Waiting . . .

What are you waiting for?

Waiting is a pause, a looking away from the now, an interval, a delay.

Waiting can be a movement away from mindfulness of the present moment as we wait for something to come that is missing from our life right now. Or it can be a momentary pause to breathe, settle, ground ourselves, and to be ready for what is coming.

I have often wasted time waiting for something to arrive that I thought would make my life better, and in doing so, I have missed seeing or experiencing whatever was happening in the present. I waited for difficult situations to pass, for an expected job offer to arrive, for a tough class to be finished, for the retreat I was preparing for to begin, for the root canal appointment (!) to be over and done with. And the time I spent waiting — at least the time I spent just wishing that whatever I was waiting for would arrive now — was lost time when I was not paying attention to anything but avoiding the present moment.

Waiting sometimes feels like punishment. It is actually avoidance, whether conscious or not. When I began to use spiritual practices like meditation and mindful walking, my awareness of the fullness of the present moment astonished me. What I suddenly heard, smelled, felt in my body, saw all around me was an abundance of life. Birds I hadn’t heard, dappled light changing patterns of color and light and shadow, the distant train whistle, the softness of grass in contrast to the roughness of dry ground, clouds that raced and others that moseyed. I was dazzled and delighted. With my normal future-oriented consciousness (or unconsciousness!) and goal directed pace, I missed so much. And Creation offered so much fullness that I hadn’t seen, touched, tasted, heard, felt.

So, am I now transformed and fully conscious every moment of every day? Far from it. I get distracted by worries and waiting. I settle into a funk now and then. I rush to an appointment without tasting the rain-misted taste of the air. I forget to listen for birdcall or look for what shade of blue or teal or grey the sky is today.

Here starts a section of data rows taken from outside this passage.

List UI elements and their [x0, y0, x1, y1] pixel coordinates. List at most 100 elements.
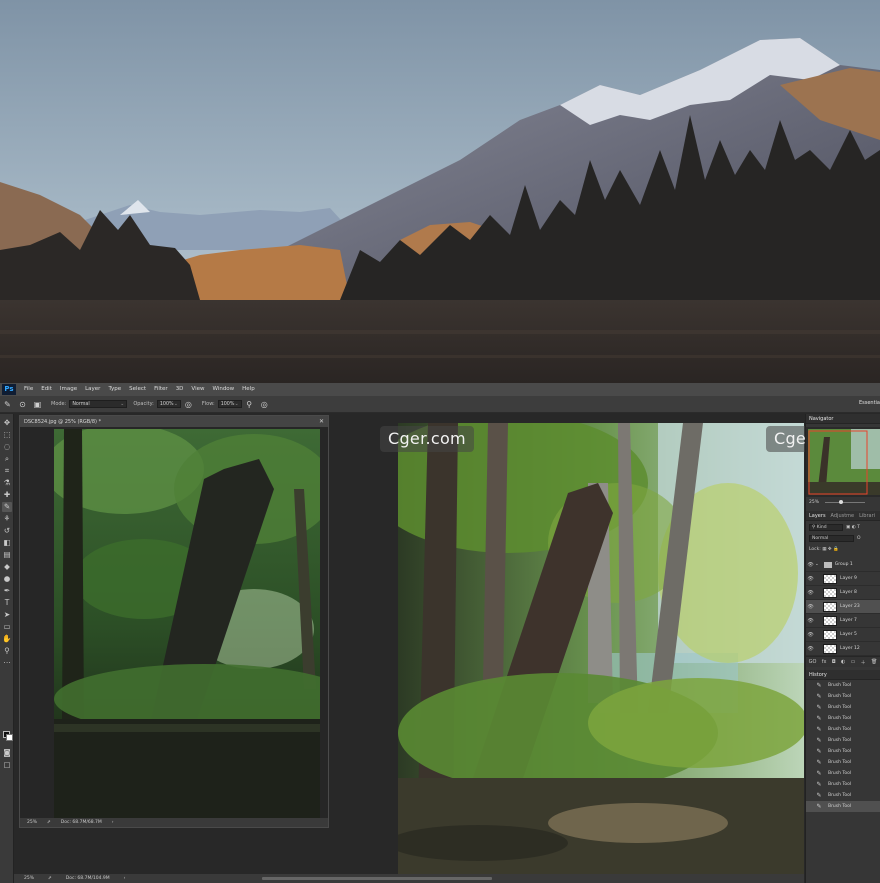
chevron-right-icon[interactable]: ›: [124, 876, 126, 881]
screen-mode-icon[interactable]: ▢: [2, 760, 12, 770]
history-brush-tool-icon[interactable]: ↺: [2, 526, 12, 536]
blend-mode-select[interactable]: Normal: [809, 535, 854, 542]
opacity-input[interactable]: 100% ⌄: [156, 400, 181, 408]
tab-libraries[interactable]: Librari: [859, 511, 875, 520]
history-item[interactable]: ✎ Brush Tool: [806, 713, 880, 724]
shape-tool-icon[interactable]: ▭: [2, 622, 12, 632]
brush-size-icon[interactable]: ⊙: [18, 400, 27, 409]
fx-button[interactable]: fx: [822, 659, 827, 665]
layer-row-group[interactable]: 👁 ⌄ Group 1: [806, 558, 880, 572]
history-item[interactable]: ✎ Brush Tool: [806, 768, 880, 779]
layer-filter-kind[interactable]: ⚲ Kind: [809, 524, 843, 531]
brush-preset-icon[interactable]: ✎: [3, 400, 12, 409]
healing-tool-icon[interactable]: ✚: [2, 490, 12, 500]
clone-stamp-tool-icon[interactable]: ⚘: [2, 514, 12, 524]
chevron-down-icon[interactable]: ⌄: [815, 562, 819, 567]
eye-icon[interactable]: 👁: [806, 576, 815, 582]
layer-row[interactable]: 👁 Layer 7: [806, 614, 880, 628]
workspace-switcher[interactable]: Essentia: [859, 400, 880, 406]
horizontal-scrollbar[interactable]: [262, 877, 492, 880]
main-document-info[interactable]: Doc: 68.7M/104.9M: [66, 876, 110, 881]
eye-icon[interactable]: 👁: [806, 618, 815, 624]
close-icon[interactable]: ✕: [319, 418, 324, 425]
layer-row[interactable]: 👁 Layer 12: [806, 642, 880, 656]
link-layers-button[interactable]: GO: [809, 659, 817, 665]
menu-edit[interactable]: Edit: [37, 383, 56, 396]
marquee-tool-icon[interactable]: ⬚: [2, 430, 12, 440]
layer-row[interactable]: 👁 Layer 8: [806, 586, 880, 600]
menu-select[interactable]: Select: [125, 383, 150, 396]
new-layer-icon[interactable]: ＋: [861, 659, 866, 666]
history-item[interactable]: ✎ Brush Tool: [806, 790, 880, 801]
navigator-panel-tab[interactable]: Navigator: [806, 414, 880, 424]
quick-select-tool-icon[interactable]: ⌕: [2, 454, 12, 464]
lasso-tool-icon[interactable]: ◌: [2, 442, 12, 452]
menu-help[interactable]: Help: [238, 383, 259, 396]
layer-row[interactable]: 👁 Layer 9: [806, 572, 880, 586]
gradient-tool-icon[interactable]: ▤: [2, 550, 12, 560]
eye-icon[interactable]: 👁: [806, 632, 815, 638]
history-item[interactable]: ✎ Brush Tool: [806, 779, 880, 790]
trash-icon[interactable]: 🗑: [871, 659, 877, 665]
brush-panel-icon[interactable]: ▣: [33, 400, 42, 409]
eraser-tool-icon[interactable]: ◧: [2, 538, 12, 548]
filter-pixel-icon[interactable]: ▣: [846, 525, 850, 530]
document-info[interactable]: Doc: 68.7M/68.7M: [61, 820, 102, 825]
zoom-slider-handle[interactable]: [839, 499, 844, 504]
document-tab[interactable]: DSC8524.jpg @ 25% (RGB/8) * ✕: [20, 416, 328, 427]
history-item[interactable]: ✎ Brush Tool: [806, 757, 880, 768]
main-painting-canvas[interactable]: [398, 423, 804, 874]
history-item[interactable]: ✎ Brush Tool: [806, 746, 880, 757]
add-mask-icon[interactable]: ◘: [832, 659, 836, 665]
eye-icon[interactable]: 👁: [806, 562, 815, 568]
quick-mask-icon[interactable]: ◙: [2, 748, 12, 758]
tab-adjustments[interactable]: Adjustme: [831, 511, 855, 520]
eye-icon[interactable]: 👁: [806, 590, 815, 596]
navigator-thumbnail[interactable]: [806, 427, 880, 497]
lock-icon[interactable]: ▦: [822, 547, 826, 552]
background-color-swatch[interactable]: [6, 734, 13, 741]
layer-row-selected[interactable]: 👁 Layer 23: [806, 600, 880, 614]
eye-icon[interactable]: 👁: [806, 646, 815, 652]
pen-tool-icon[interactable]: ✒: [2, 586, 12, 596]
history-item[interactable]: ✎ Brush Tool: [806, 735, 880, 746]
path-select-tool-icon[interactable]: ➤: [2, 610, 12, 620]
menu-3d[interactable]: 3D: [172, 383, 188, 396]
tab-layers[interactable]: Layers: [809, 511, 826, 520]
eye-icon[interactable]: 👁: [806, 604, 815, 610]
menu-image[interactable]: Image: [56, 383, 81, 396]
filter-adjust-icon[interactable]: ◐: [852, 525, 856, 530]
pressure-size-icon[interactable]: ◎: [260, 400, 269, 409]
pressure-opacity-icon[interactable]: ◎: [184, 400, 193, 409]
main-zoom[interactable]: 25%: [24, 876, 34, 881]
more-tools-icon[interactable]: ⋯: [2, 658, 12, 668]
airbrush-icon[interactable]: ⚲: [245, 400, 254, 409]
layer-row[interactable]: 👁 Layer 5: [806, 628, 880, 642]
type-tool-icon[interactable]: T: [2, 598, 12, 608]
document-zoom[interactable]: 25%: [27, 820, 37, 825]
history-item[interactable]: ✎ Brush Tool: [806, 724, 880, 735]
menu-layer[interactable]: Layer: [81, 383, 104, 396]
new-group-icon[interactable]: ▭: [851, 659, 856, 665]
flow-input[interactable]: 100% ⌄: [217, 400, 242, 408]
filter-type-icon[interactable]: T: [857, 525, 860, 530]
history-item[interactable]: ✎ Brush Tool: [806, 680, 880, 691]
crop-tool-icon[interactable]: ⌗: [2, 466, 12, 476]
blur-tool-icon[interactable]: ◆: [2, 562, 12, 572]
history-item[interactable]: ✎ Brush Tool: [806, 691, 880, 702]
chevron-right-icon[interactable]: ›: [112, 820, 114, 825]
lock-position-icon[interactable]: ✥: [828, 547, 832, 552]
zoom-slider[interactable]: [825, 499, 866, 504]
mode-select[interactable]: Normal ⌄: [69, 400, 128, 408]
share-icon[interactable]: ⇗: [47, 820, 51, 825]
menu-view[interactable]: View: [187, 383, 208, 396]
share-icon[interactable]: ⇗: [48, 876, 52, 881]
zoom-tool-icon[interactable]: ⚲: [2, 646, 12, 656]
eyedropper-tool-icon[interactable]: ⚗: [2, 478, 12, 488]
hand-tool-icon[interactable]: ✋: [2, 634, 12, 644]
menu-filter[interactable]: Filter: [150, 383, 172, 396]
history-item[interactable]: ✎ Brush Tool: [806, 702, 880, 713]
menu-type[interactable]: Type: [104, 383, 125, 396]
menu-file[interactable]: File: [20, 383, 37, 396]
history-panel-tab[interactable]: History: [806, 670, 880, 680]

But I find myself waiting much less often for something to happen or arrive. I am better at remembering to pause and breathe and step outside more often to spend a mindful moment just being present. And it changes my day every time I do.

Bliss

I have loved teaching.  I taught in a graduate counseling program that was lodged in a progressive Christian seminary.  By progressive I mean that this seminary was one of the few I know of that is Christian in tradition and that is open (radically open, some would say) to those of a variety of spiritual paths (and no path as well).  The inclusiveness of this seminary is in large part due to two programs and degrees/certificates.  One is a masters degree program in clinical counseling (the one I taught in) that sought to integrate spiritual awareness and psychological counseling skills.  The second is a broad set of programs that offered certificates in spiritual direction and formative spirituality.  The work that we did in teaching, supervising, and mentoring students in both of these programs was sacred.  Students often are drawn to a seminary for study in theology, ministry, chaplaincy.  But few seminaries offer programs in spiritual formation (duh?  why not? but ’tis the truth).  And no one I know looks for a counseling degree leading to licensure in a theological seminary.  So it was always a struggle to get enough students  and our classes were small.

But what occurred in those cohorts was sacred, mystical, transformative.
We graduated Muslim students, Buddhist followers, a Hindu priest, and many flavors of Christian.  Some of our students had not been in church since childhood.  The programs, however, renewed a quest in our students and many returned to their spiritual roots or found other paths that nurtured them in more fulfilling ways.  Throughout the program, students began to change the lenses with which they saw mental illness or life challenges.  They began to see how depression, loss, joy, illness were not just diagnosable using the DSM5, but were also spiritual problems.  They began to see more deeply into patients/clients, and into themselves as well.  They began to attune to the emotions of their patients/clients, and use their own feelings as potential cues to what was happening inside the Other (what is called countertransference in psychodynamic therapy).

I had not expected to write about my teaching or the program I taught in — just to say that I loved seeing the changes in students and felt that in answering God’s call to this work that I was walking the path to which I had been called.

I am now beginning retirement and am starting to experience a blissful feeling of freedom.  For although I truly loved what I did, I am now realizing the burden I carried with me constantly.  .  .the burden of always knowing there was something I could be doing to stay on top of teaching, grading, mentoring.  I have let go of this burden, and it is an experience of feeling lighter, more confident that what comes next is something that I can handle or survive, that I can dwell in a place of delight in being present to experiences without having to pull away and check the to do list of class prep or reading.

I know this won’t last forever and that there will be blips and bunders, but for now . . . bliss it is!